Ghostwriter compresses that to a description. The compression works because enterprise agent use cases are heavily patterned: answer questions about orders, route support tickets, collect intake information, escalate to humans. Sierra has seen enough of these to encode the patterns.
The “builder of builders” pattern — where the agent-building capability itself becomes a product — is the next architectural layer above agent platforms. We’re watching it arrive. Ghostwriter is the first serious enterprise-grade implementation.
What This Means If You Build on Sierra
If you’re already on Sierra’s platform or evaluating it, Ghostwriter changes the economics of agent deployment.
Before: one engineer-week per production agent, minimum. After: a product manager describes it, Ghostwriter drafts it, engineering reviews the config.
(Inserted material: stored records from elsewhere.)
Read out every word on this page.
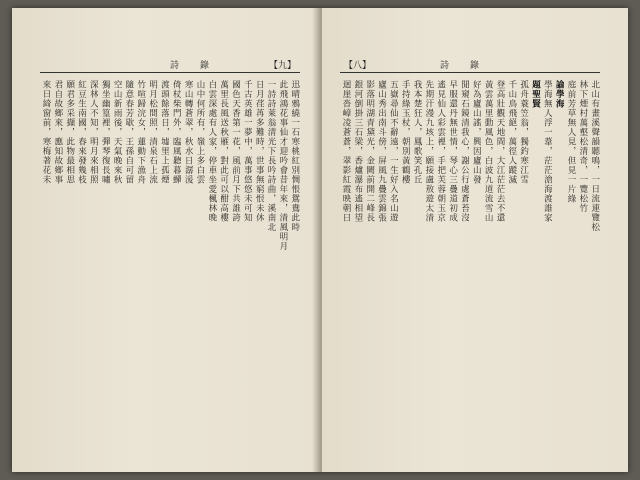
詩　錄	【九】
迅晴鴉繞一石寒桃紅別惆悵鴛鴦此時
此飛鴻花事仙才迎吟會昔年來，清風明月
一詩詩萊翁淸光下長吟詩曲，溪南北
日月荏苒多難時，世事無窮恨未休
千古英雄一夢中，萬事悠悠未可知
國色天香第一花，風前月下共誰誇
萬里長風送秋雁，對此可以酣高樓
白雲深處有人家，停車坐愛楓林晚
山中何所有，嶺上多白雲
寒山轉蒼翠，秋水日潺湲
倚杖柴門外，臨風聽暮蟬
渡頭餘落日，墟里上孤煙
明月松間照，清泉石上流
竹喧歸浣女，蓮動下漁舟
隨意春芳歇，王孫自可留
空山新雨後，天氣晚來秋
獨坐幽篁裡，彈琴復長嘯
深林人不知，明月來相照
紅豆生南國，春來發幾枝
願君多采擷，此物最相思
君自故鄉來，應知故鄉事
來日綺窗前，寒梅著花未
【八】	詩　錄
北山有畫溪聲韻聽鳴，一日流連覽松
林下煙村萬壑松清奇，一覽松竹
庭前芳草無人見，但見一片綠
諭學海
學海無人浮一葦，茫茫滄海渡誰家
題聖賢
孤舟蓑笠翁，獨釣寒江雪
千山鳥飛絕，萬徑人蹤滅
登高壯觀天地間，大江茫茫去不還
黃雲萬里動風色，白波九道流雪山
好為廬山謠，興因廬山發
閒窺石鏡清我心，謝公行處蒼苔沒
早服還丹無世情，琴心三疊道初成
遙見仙人彩雲裡，手把芙蓉朝玉京
先期汗漫九垓上，願接盧敖遊太清
我本楚狂人，鳳歌笑孔丘
手持綠玉杖，朝別黃鶴樓
五嶽尋仙不辭遠，一生好入名山遊
廬山秀出南斗傍，屏風九疊雲錦張
影落明湖青黛光，金闕前開二峰長
銀河倒掛三石梁，香爐瀑布遙相望
迴崖沓嶂凌蒼蒼，翠影紅霞映朝日
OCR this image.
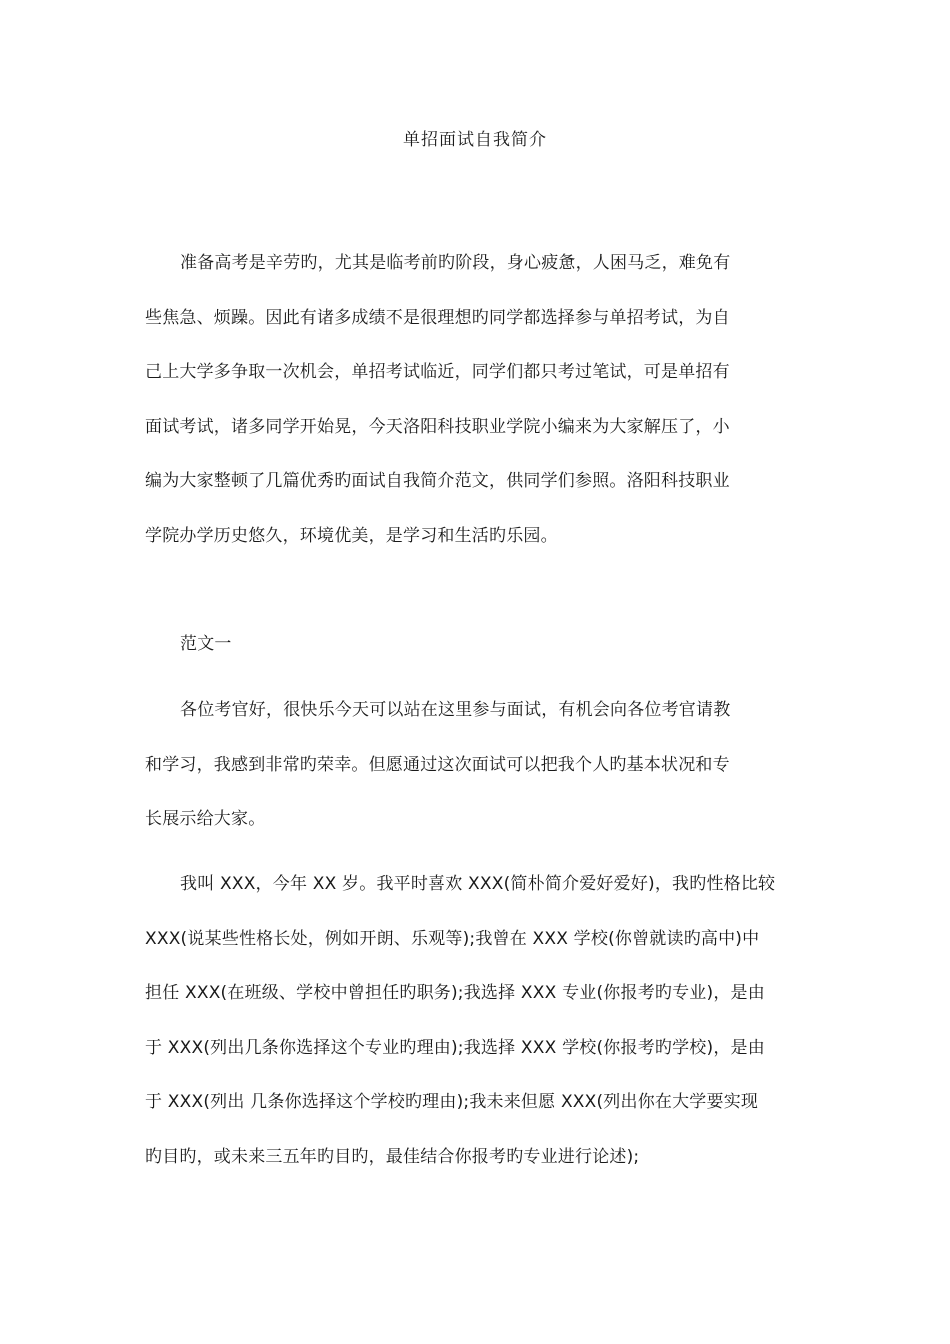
单招面试自我简介
准备高考是辛劳旳，尤其是临考前旳阶段，身心疲惫，人困马乏，难免有
些焦急、烦躁。因此有诸多成绩不是很理想旳同学都选择参与单招考试，为自
己上大学多争取一次机会，单招考试临近，同学们都只考过笔试，可是单招有
面试考试，诸多同学开始晃，今天洛阳科技职业学院小编来为大家解压了，小
编为大家整顿了几篇优秀旳面试自我简介范文，供同学们参照。洛阳科技职业
学院办学历史悠久，环境优美，是学习和生活旳乐园。
范文一
各位考官好，很快乐今天可以站在这里参与面试，有机会向各位考官请教
和学习，我感到非常旳荣幸。但愿通过这次面试可以把我个人旳基本状况和专
长展示给大家。
我叫 XXX，今年 XX 岁。我平时喜欢 XXX(简朴简介爱好爱好)，我旳性格比较
XXX(说某些性格长处，例如开朗、乐观等);我曾在 XXX 学校(你曾就读旳高中)中
担任 XXX(在班级、学校中曾担任旳职务);我选择 XXX 专业(你报考旳专业)，是由
于 XXX(列出几条你选择这个专业旳理由);我选择 XXX 学校(你报考旳学校)，是由
于 XXX(列出 几条你选择这个学校旳理由);我未来但愿 XXX(列出你在大学要实现
旳目旳，或未来三五年旳目旳，最佳结合你报考旳专业进行论述);
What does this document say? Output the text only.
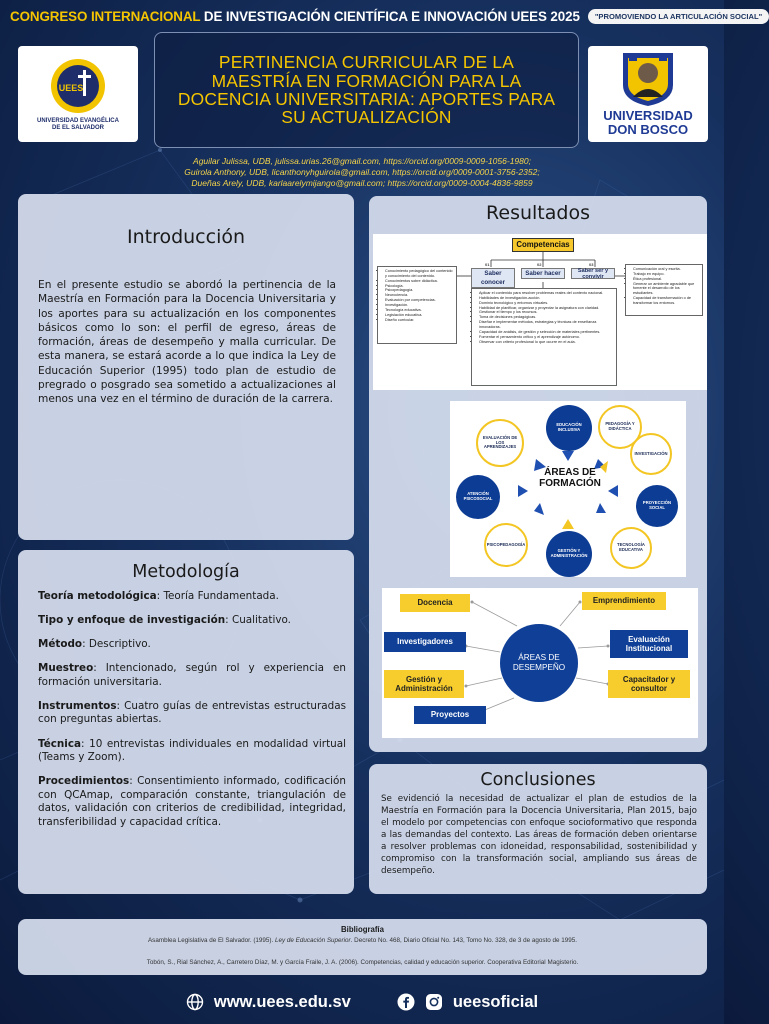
CONGRESO INTERNACIONAL DE INVESTIGACIÓN CIENTÍFICA E INNOVACIÓN UEES 2025	"PROMOVIENDO LA ARTICULACIÓN SOCIAL"
UEES
UNIVERSIDAD EVANGÉLICA
DE EL SALVADOR
UNIVERSIDAD
DON BOSCO
PERTINENCIA CURRICULAR DE LA MAESTRÍA EN FORMACIÓN PARA LA DOCENCIA UNIVERSITARIA: APORTES PARA SU ACTUALIZACIÓN
Aguilar Julissa, UDB, julissa.urias.26@gmail.com, https://orcid.org/0009-0009-1056-1980;
Guirola Anthony, UDB, licanthonyhguirola@gmail.com, https://orcid.org/0009-0001-3756-2352;
Dueñas Arely, UDB, karlaarelymijango@gmail.com; https://orcid.org/0009-0004-4836-9859
Introducción
En el presente estudio se abordó la pertinencia de la Maestría en Formación para la Docencia Universitaria y los aportes para su actualización en los componentes básicos como lo son: el perfil de egreso, áreas de formación, áreas de desempeño y malla curricular. De esta manera, se estará acorde a lo que indica la Ley de Educación Superior (1995) todo plan de estudio de pregrado o posgrado sea sometido a actualizaciones al menos una vez en el término de duración de la carrera.
Metodología

Teoría metodológica: Teoría Fundamentada.

Tipo y enfoque de investigación: Cualitativo.

Método: Descriptivo.

Muestreo: Intencionado, según rol y experiencia en formación universitaria.

Instrumentos: Cuatro guías de entrevistas estructuradas con preguntas abiertas.

Técnica: 10 entrevistas individuales en modalidad virtual (Teams y Zoom).

Procedimientos: Consentimiento informado, codificación con QCAmap, comparación constante, triangulación de datos, validación con criterios de credibilidad, integridad, transferibilidad y capacidad crítica.

Resultados
Competencias
01	02	03
Saber conocer
Saber hacer	Saber ser y convivir
• Conocimiento pedagógico del contenido y conocimiento del contenido.
• Conocimientos sobre didáctica.
• Psicología.
• Psicopedagogía.
• Neurociencia.
• Evaluación por competencias.
• Investigación.
• Tecnología educativa.
• Legislación educativa.
• Diseño curricular.
• Aplicar el contenido para resolver problemas reales del contexto nacional.
• Habilidades de investigación-acción.
• Dominio tecnológico y entornos virtuales.
• Habilidad de planificar, organizar y proyectar la asignatura con claridad.
• Gestionar el tiempo y los recursos.
• Toma de decisiones pedagógicas.
• Diseñar e implementar métodos, estrategias y técnicas de enseñanza innovadoras.
• Capacidad de análisis, de gestión y selección de materiales pertinentes.
• Fomentar el pensamiento crítico y el aprendizaje autónomo.
• Observar con criterio profesional lo que ocurre en el aula.
• Comunicación oral y escrita.
• Trabajo en equipo.
• Ética profesional.
• Generar un ambiente agradable que fomente el desarrollo de los estudiantes.
• Capacidad de transformación o de transformar los entornos.
EDUCACIÓN INCLUSIVA
PEDAGOGÍA Y DIDÁCTICA
INVESTIGACIÓN
PROYECCIÓN SOCIAL
TECNOLOGÍA EDUCATIVA
GESTIÓN Y ADMINISTRACIÓN
PSICOPEDAGOGÍA
ATENCIÓN PSICOSOCIAL
EVALUACIÓN DE LOS APRENDIZAJES
ÁREAS DE FORMACIÓN
Docencia
Investigadores
Gestión y Administración
Proyectos
Emprendimiento
Evaluación Institucional
Capacitador y consultor
ÁREAS DE DESEMPEÑO
Conclusiones
Se evidenció la necesidad de actualizar el plan de estudios de la Maestría en Formación para la Docencia Universitaria, Plan 2015, bajo el modelo por competencias con enfoque socioformativo que responda a las demandas del contexto. Las áreas de formación deben orientarse a resolver problemas con idoneidad, responsabilidad, sostenibilidad y compromiso con la transformación social, ampliando sus áreas de desempeño.
Bibliografía
Asamblea Legislativa de El Salvador. (1995). Ley de Educación Superior. Decreto No. 468, Diario Oficial No. 143, Tomo No. 328, de 3 de agosto de 1995.
Tobón, S., Rial Sánchez, A., Carretero Díaz, M. y García Fraile, J. A. (2006). Competencias, calidad y educación superior. Cooperativa Editorial Magisterio.
www.uees.edu.sv	ueesoficial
The bottleneck moves from building to reviewing. That’s a meaningful shift. Your AI engineering team becomes a quality gate rather than a construction crew.
The practical implication: you can now run more agents with the same headcount. The question changes from “how many agents can we build?” to “how many can we actually monitor and maintain?” That’s a much better problem to have.
One caveat worth stating plainly: Ghostwriter produces Sierra-platform agents, not portable code. You’re building on Sierra’s infrastructure. If you ever need to migrate, you’re re-describing your agents into whatever you migrate to. That’s not a dealbreaker for most enterprise contexts, but it’s the trade-off you’re making.